In fact, the new silver Escalade he rolled up to the curb behind Rooney Hall at St. Vincent College yesterday in Latrobe had been purchased near the old campus, where Tuman had returned to complete that very degree.
"It's about how the body moves," he said. "It's in the Department of Kinesiology."
Much as I have a long standing rule against starting training camp with a kinesiological question, some itches just demand to be scratched.
Ben Roethlisberger got all the credit for The Tackle that game, and for weeks and months to come. It was soon buried in the historic implications of a Super Bowl victory, but when Colts thunderbolt Nick Harper went down in a stomach-churning heap as he crossed the 40-yard line in the RCA Dome Jan. 15, a white shirt with an 84 on it flashed through the frame and back into virtual anonymity.
But here's the little crawling question that won't go away. The Tackle by Roethlisberger, the one that saved that playoff game, the one Roethlisberger's agent declared "saved their season," the one that saved a Super Bowl run, saved the whales, the nation, the free world and the known planets, that tackle -- could Tuman have made it anyway?
Would he have made it anyway?
"I think he could have made the tackle," said fellow tight end Heath Miller, who also was on the field that game in the two-tight end goal-line offense. "I was in the end zone and I'd started to fall down, but you probably had a better look at it than I did. There were a lot of people running real fast that's for sure."
The little football riot that ended with Roethlisberger's phenomenally athletic play on Harper started with a Jerome Bettis fumble on a standard dive play from the Colts' 2, the play that would have sealed a playoff victory. But with the ball suddenly in the hands of Harper, the Steelers' improbable postseason immediately looked as if it were about to be unsealed, re-packed and delivered to Indianapolis on a XL-sized platter.
Harper was crossing the carpet toward the sideline when he cut back just as Roethlisberger crossed his path. The quarterback somehow got his hips around in front of him, fell backward and swung his arm into Harper's shins.
"Ben came off and asked me, 'Did I make the tackle?' " quarterbacks coach Mark Whipple was remembering as the players continued to arrive at St. Vincent. "I said, 'Hell yes.' "
Whipple wasn't buying the Tuman scenario.
"I don't think so," he said evenly. "Harper is a corner!"
Oh yes, he's a burner, and he was running as if someone were chasing him with a sharp implement, which he'd had some experience with only that weekend. But as Harper begins to stagger after his brush with Roethlisberger, Tuman literally flies over him. Had Harper righted himself, he would not have advanced to midfield. Roethlisberger might have prevented the miracle equivalent of the Immaculate Reception, but if he hadn't, the old Michigan tight end would have.
"I was on that side of the 50," punter Chris Gardocki said, "because that's where our kicking net was set up.
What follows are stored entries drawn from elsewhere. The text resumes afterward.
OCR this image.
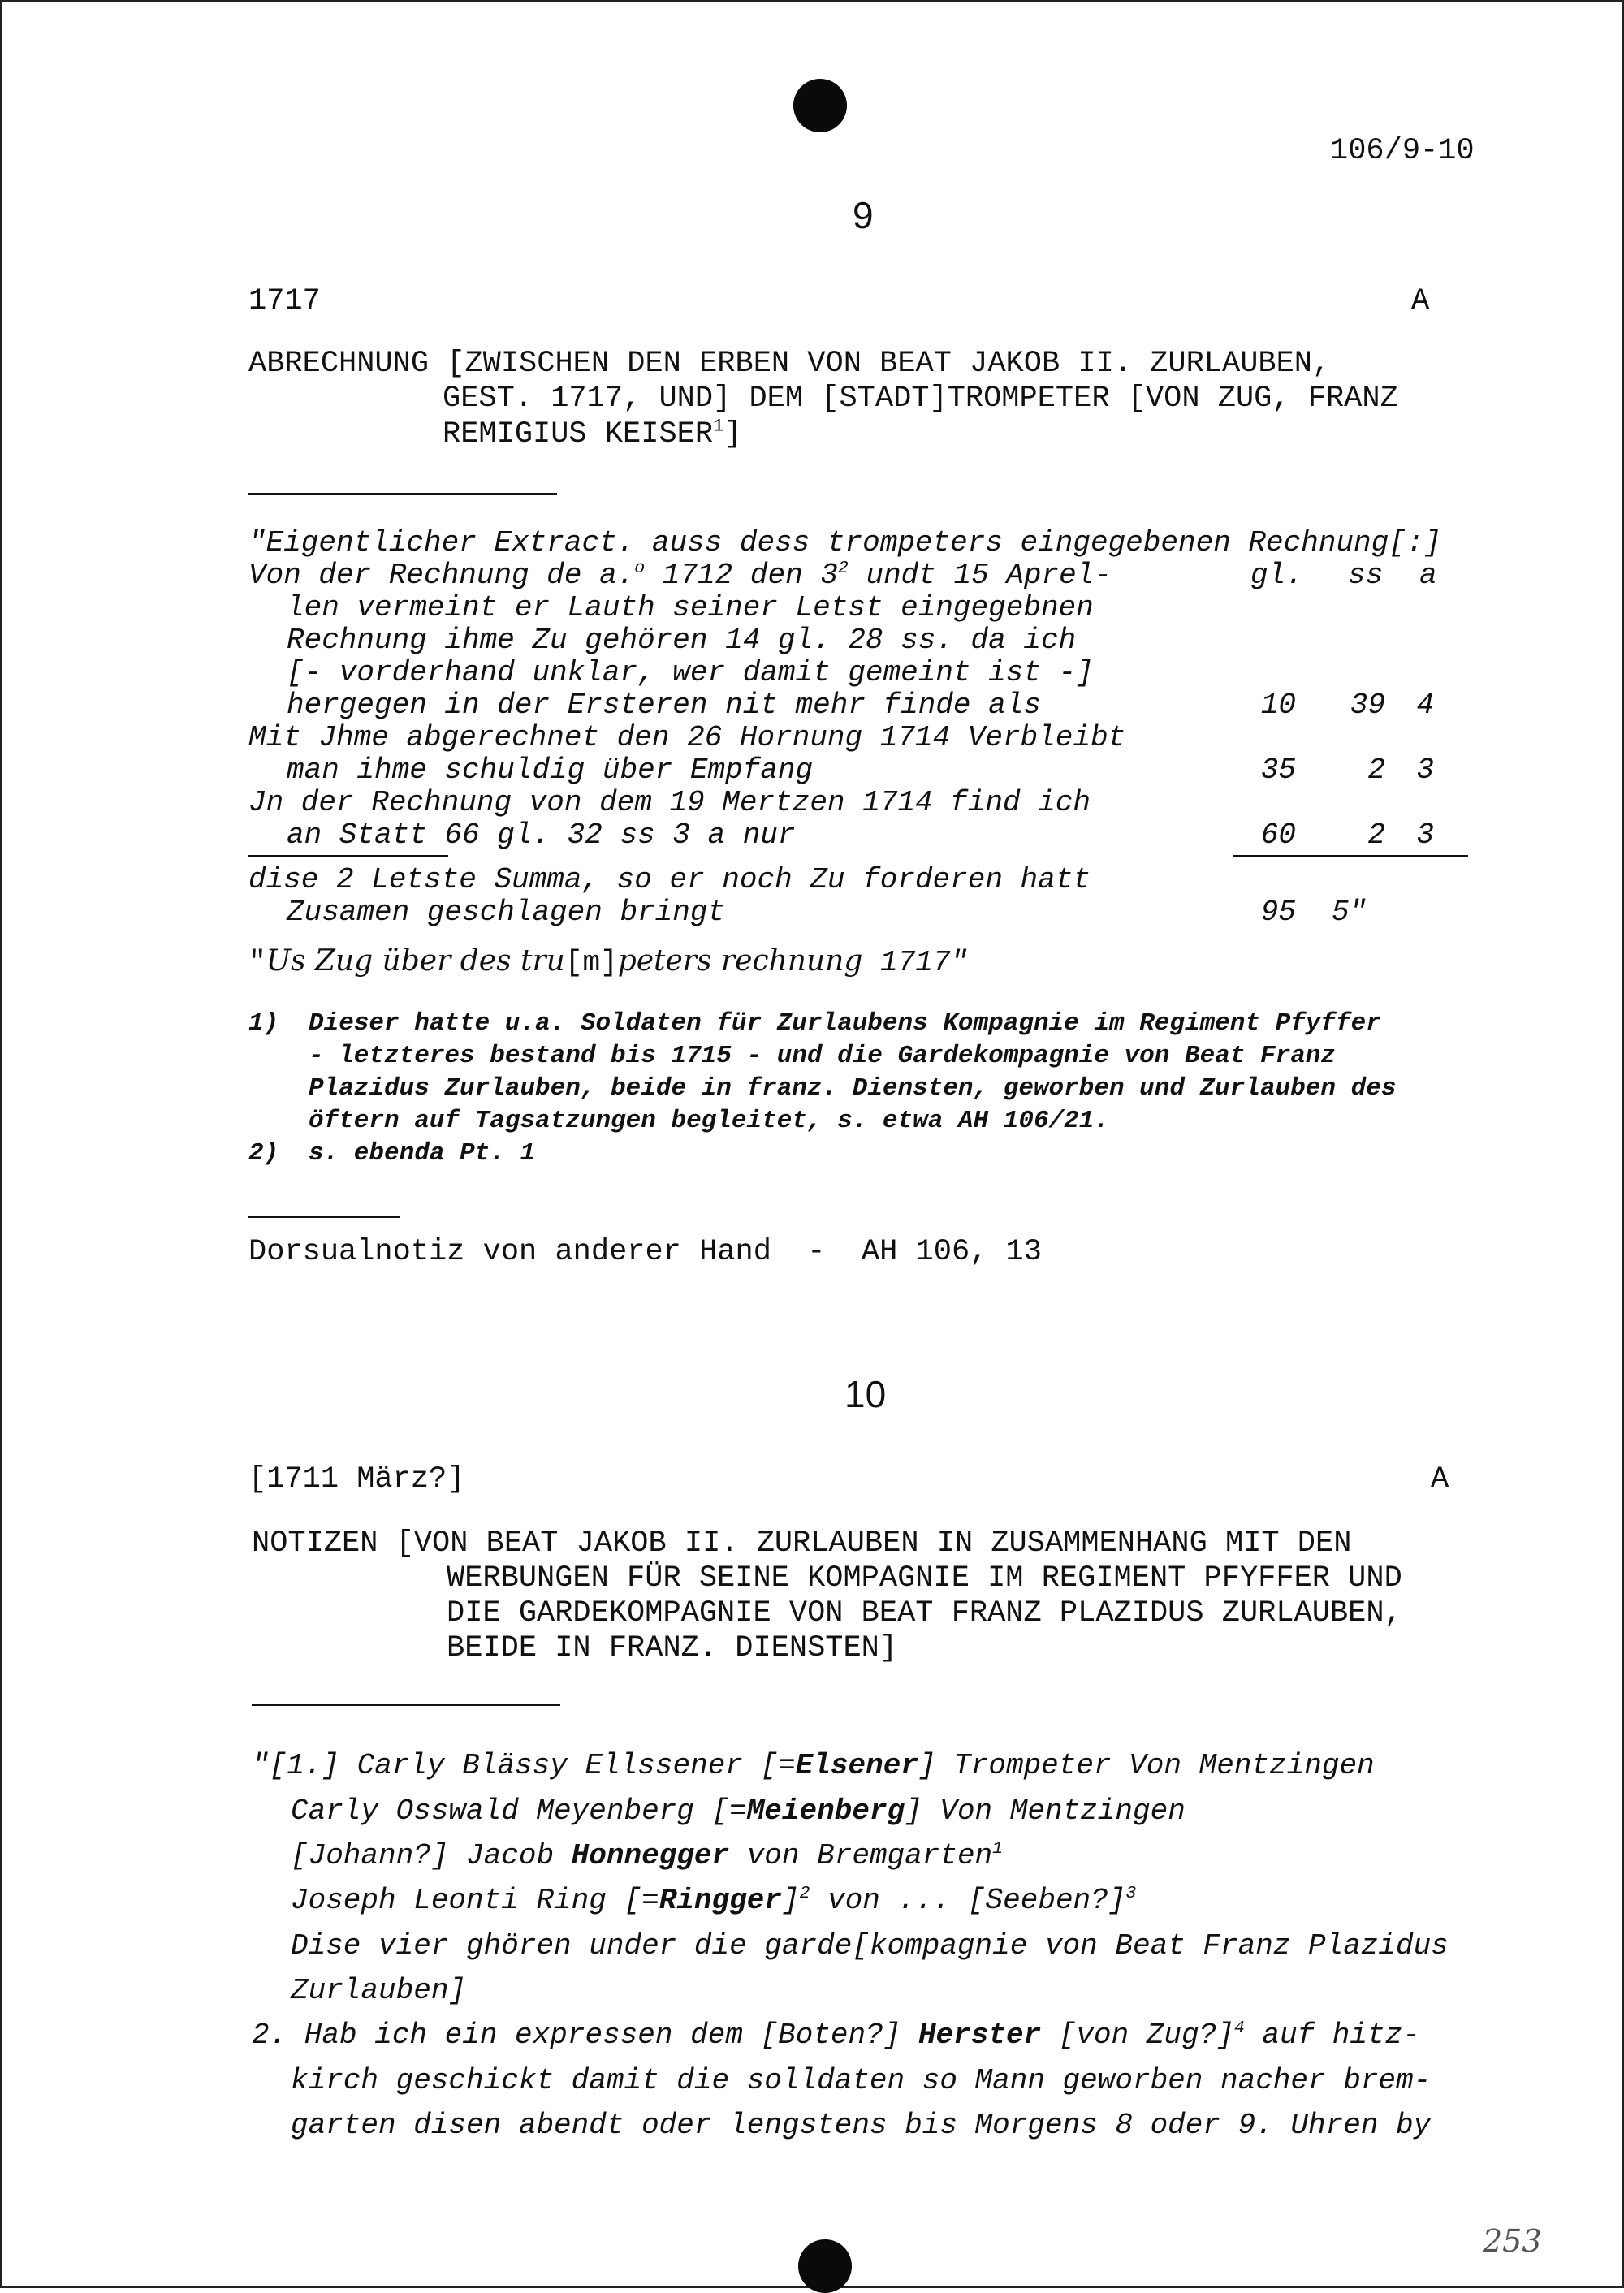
106/9-10
9
1717	A
ABRECHNUNG [ZWISCHEN DEN ERBEN VON BEAT JAKOB II. ZURLAUBEN,
GEST. 1717, UND] DEM [STADT]TROMPETER [VON ZUG, FRANZ
REMIGIUS KEISER$^1$]
"Eigentlicher Extract. auss dess trompeters eingegebenen Rechnung[:]
Von der Rechnung de a.$^o$ 1712 den $3^2$ undt 15 Aprel-	gl.	ss	a
len vermeint er Lauth seiner Letst eingegebnen
Rechnung ihme Zu gehören 14 gl. 28 ss. da ich
[- vorderhand unklar, wer damit gemeint ist -]
hergegen in der Ersteren nit mehr finde als	10	39	4
Mit Jhme abgerechnet den 26 Hornung 1714 Verbleibt
man ihme schuldig über Empfang	35	2	3
Jn der Rechnung von dem 19 Mertzen 1714 find ich
an Statt 66 gl. 32 ss 3 a nur	60	2	3
dise 2 Letste Summa, so er noch Zu forderen hatt
Zusamen geschlagen bringt	95 5"
"Us Zug über des tru[m]peters rechnung 1717"
1) Dieser hatte u.a. Soldaten für Zurlaubens Kompagnie im Regiment Pfyffer
- letzteres bestand bis 1715 - und die Gardekompagnie von Beat Franz
Plazidus Zurlauben, beide in franz. Diensten, geworben und Zurlauben des
öftern auf Tagsatzungen begleitet, s. etwa AH 106/21.
2) s. ebenda Pt. 1
Dorsualnotiz von anderer Hand  -  AH 106, 13
10
[1711 März?]	A
NOTIZEN [VON BEAT JAKOB II. ZURLAUBEN IN ZUSAMMENHANG MIT DEN
WERBUNGEN FÜR SEINE KOMPAGNIE IM REGIMENT PFYFFER UND
DIE GARDEKOMPAGNIE VON BEAT FRANZ PLAZIDUS ZURLAUBEN,
BEIDE IN FRANZ. DIENSTEN]
"[1.] Carly Blässy Ellssener [=Elsener] Trompeter Von Mentzingen
Carly Osswald Meyenberg [=Meienberg] Von Mentzingen
[Johann?] Jacob Honnegger von Bremgarten$^1$
Joseph Leonti Ring [=Ringger]$^2$ von ... [Seeben?]$^3$
Dise vier ghören under die garde[kompagnie von Beat Franz Plazidus
Zurlauben]
2. Hab ich ein expressen dem [Boten?] Herster [von Zug?]$^4$ auf hitz-
kirch geschickt damit die solldaten so Mann geworben nacher brem-
garten disen abendt oder lengstens bis Morgens 8 oder 9. Uhren by
253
I think Jerame would have made the tackle. He had a great angle, and he was coming hard."
All of which is why I was anxious to talk with the man himself, even those this very issue could have been put to bed no later than Jan. 16.
The fact is, Tuman not only thinks he could have made the tackle, not only thinks he would have made the tackle, Tuman thinks he did make the tackle. I mean The Tackle.
"I didn't find out until after the game that Ben had slowed him up," Tuman said with the semi-sheepish smile perfected by your standard humble tight ends. "I was tracking him, and there was a point where he made a step back to the inside. I felt like I had him at that point."
The broader question is, of course, where does the blocking tight end, fixated on a linebacker far to the wide side of the point of attack, find the presence of mind to start tracking Harper?
"I was blocking the linebacker and I think, I guess I must have gotten spun around," he said. "That's when I saw Harper."
And that's when, as Miller said, a lot of people started running real fast.
Too bad the kinesiology faculty at Michigan wasn't in attendance. Tuman would have been conferred the world's first instant doctorate.